Moving onto the start of a new era

? We see a P/BV re-rating as a 7-year falling ROE cycle reverses, partly due to falling credit costs amid 10-year-high provisioning buffers & rising recoveries.
? We also see its 3-year trend of rising investor interest resuming, after falling in 2H21 partly due to property concerns, which we think has been priced in.
? In particular, the number of shares held by its top 50 shareholders rose almost four-fold over 2Q18 – 2Q21 (Fig 2), before falling slightly since 2Q21.
? Its NIM also remains less impacted than peers by monetary easing, in our view. Reiterate Add rating; TP rises to Rmb25.50. PAB remains a top pick.

We see a P/BV re-rating as a 7-year falling ROE cycle reverses

FY21 ROE rose to 10.8%, up 1.2% pts yoy based on its preliminary FY21 results release. This ROE increase, the first since FY14, is important as investors can now have faith in PAB’s level of sustainable ROEs for the first time in seven years, which is a critical part of the GGM used for bank’s valuation and a core component of investability, in our view.

ROEs can continue to rise driven by multiple factors

We expect ROEs to continue to rise (Fig 1), driven by (i) falling credit costs (Fig 2) amidst improving asset quality and growing writebacks/recoveries (Fig 7) as provisioning buffers are already at 10-year highs (Fig 4), (ii) rebounding fee income growth, and (iii) a better-than-peers net interest margin (NIM) performance, with its loans more resilient to monetary easing versus peers given its highest-of-peers consumer loan mix (Fig 13).
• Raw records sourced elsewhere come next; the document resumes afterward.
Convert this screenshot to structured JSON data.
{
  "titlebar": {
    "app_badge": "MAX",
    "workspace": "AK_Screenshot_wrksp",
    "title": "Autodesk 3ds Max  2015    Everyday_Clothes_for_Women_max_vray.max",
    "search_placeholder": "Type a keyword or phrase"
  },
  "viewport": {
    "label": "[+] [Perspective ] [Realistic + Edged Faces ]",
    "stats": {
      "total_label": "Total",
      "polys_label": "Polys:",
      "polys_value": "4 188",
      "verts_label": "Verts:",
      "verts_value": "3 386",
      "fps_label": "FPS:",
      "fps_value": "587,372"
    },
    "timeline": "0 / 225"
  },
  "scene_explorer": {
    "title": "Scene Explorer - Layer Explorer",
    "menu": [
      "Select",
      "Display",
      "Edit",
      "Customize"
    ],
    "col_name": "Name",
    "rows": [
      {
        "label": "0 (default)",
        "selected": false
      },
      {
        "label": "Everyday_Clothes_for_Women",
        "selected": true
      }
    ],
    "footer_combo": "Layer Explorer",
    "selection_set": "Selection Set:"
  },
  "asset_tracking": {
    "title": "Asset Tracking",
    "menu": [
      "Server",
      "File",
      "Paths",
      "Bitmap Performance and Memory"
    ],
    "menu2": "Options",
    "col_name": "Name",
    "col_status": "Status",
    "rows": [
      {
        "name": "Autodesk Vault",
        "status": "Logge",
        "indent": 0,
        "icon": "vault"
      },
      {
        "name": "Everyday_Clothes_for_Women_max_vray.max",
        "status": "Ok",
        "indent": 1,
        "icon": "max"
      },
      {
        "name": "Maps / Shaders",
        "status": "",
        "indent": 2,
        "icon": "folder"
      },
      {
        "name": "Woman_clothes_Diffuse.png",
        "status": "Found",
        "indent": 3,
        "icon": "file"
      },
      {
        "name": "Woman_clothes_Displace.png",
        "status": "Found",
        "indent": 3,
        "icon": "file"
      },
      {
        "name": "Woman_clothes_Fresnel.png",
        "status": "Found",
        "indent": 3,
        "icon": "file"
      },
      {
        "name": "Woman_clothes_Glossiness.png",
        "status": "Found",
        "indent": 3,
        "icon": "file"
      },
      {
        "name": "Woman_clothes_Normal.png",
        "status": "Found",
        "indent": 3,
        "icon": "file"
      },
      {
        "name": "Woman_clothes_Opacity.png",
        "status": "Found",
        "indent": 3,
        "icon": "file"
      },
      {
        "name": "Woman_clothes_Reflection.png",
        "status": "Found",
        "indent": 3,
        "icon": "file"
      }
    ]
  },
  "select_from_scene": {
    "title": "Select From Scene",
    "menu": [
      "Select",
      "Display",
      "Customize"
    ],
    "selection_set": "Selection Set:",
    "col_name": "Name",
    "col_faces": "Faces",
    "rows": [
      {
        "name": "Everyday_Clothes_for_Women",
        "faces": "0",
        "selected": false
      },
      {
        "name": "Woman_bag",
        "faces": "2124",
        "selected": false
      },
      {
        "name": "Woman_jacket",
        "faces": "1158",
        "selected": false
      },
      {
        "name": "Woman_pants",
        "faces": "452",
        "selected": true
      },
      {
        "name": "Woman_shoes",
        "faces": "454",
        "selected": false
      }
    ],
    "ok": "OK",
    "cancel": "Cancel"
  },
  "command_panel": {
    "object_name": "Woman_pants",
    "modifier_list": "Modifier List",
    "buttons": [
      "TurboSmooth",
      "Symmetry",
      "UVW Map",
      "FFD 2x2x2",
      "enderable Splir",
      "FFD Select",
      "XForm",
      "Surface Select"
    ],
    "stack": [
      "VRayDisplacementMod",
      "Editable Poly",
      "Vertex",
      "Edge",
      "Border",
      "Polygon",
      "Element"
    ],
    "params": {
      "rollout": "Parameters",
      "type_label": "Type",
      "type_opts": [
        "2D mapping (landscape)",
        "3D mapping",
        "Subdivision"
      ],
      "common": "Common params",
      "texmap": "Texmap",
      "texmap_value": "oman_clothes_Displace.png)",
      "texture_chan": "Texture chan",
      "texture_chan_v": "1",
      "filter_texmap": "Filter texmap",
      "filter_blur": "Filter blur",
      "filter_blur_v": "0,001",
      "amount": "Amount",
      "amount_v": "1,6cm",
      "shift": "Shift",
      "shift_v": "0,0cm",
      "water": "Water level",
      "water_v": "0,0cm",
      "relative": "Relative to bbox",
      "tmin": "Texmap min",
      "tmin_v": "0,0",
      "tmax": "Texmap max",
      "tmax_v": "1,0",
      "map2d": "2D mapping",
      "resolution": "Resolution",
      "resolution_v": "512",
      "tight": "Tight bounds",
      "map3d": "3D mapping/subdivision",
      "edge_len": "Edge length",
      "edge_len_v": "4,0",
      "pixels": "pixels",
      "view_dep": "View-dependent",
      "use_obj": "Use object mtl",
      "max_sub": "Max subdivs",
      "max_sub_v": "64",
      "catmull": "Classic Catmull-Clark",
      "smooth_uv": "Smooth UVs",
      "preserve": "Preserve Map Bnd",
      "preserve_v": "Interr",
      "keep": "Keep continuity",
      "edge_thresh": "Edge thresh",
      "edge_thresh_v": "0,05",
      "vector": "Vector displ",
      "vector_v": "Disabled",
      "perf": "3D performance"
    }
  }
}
Expect the trend of rapidly rising investor appetite to resume

There has been a significant rise in institutional investor interest in PAB’s shares, with the number of shares owned by its top 50 institutional shareholders almost quadrupling over 2Q18 – 2Q21, before falling 4% over 2Q21 – 4Q21 (Fig 8). We think this was driven by PAB’s notable share price underperformance versus peers (Fig 9), due in part to investor concerns about asset quality amidst property developer weakness. Such concerns are more than priced-in, in our view, as this segment only comprises 10% of PAB’s 1H21 loans (Fig 10), with the 1H21 NPL ratio of this segment the lowest among peers (Fig 11).

Capital raising risks remain as our key concern

While capital levels remain our biggest concern (3Q21’s core Tier 1 ratio at 8.6% or 81bp above new regulatory minimum requirements and the lowest of the banks under our coverage; see Fig 14), we think this issue is well known and is arguably already priced in. We also think its share price could rally strongly once it raises capital, similar to when it successfully placed a convertible bond in early-2019.

Reiterate Add; stress-test adjusted TP rises slightly to Rmb25.5

The slight TP rise is primarily driven by a 4% increase in FY21 – FY23F EPS estimates and hence higher ROE (Fig 16). Potential re-rating catalysts: better asset quality & ROE. Key downside risks: capital raising risks, Covid-19 outbreaks and stricter regulations.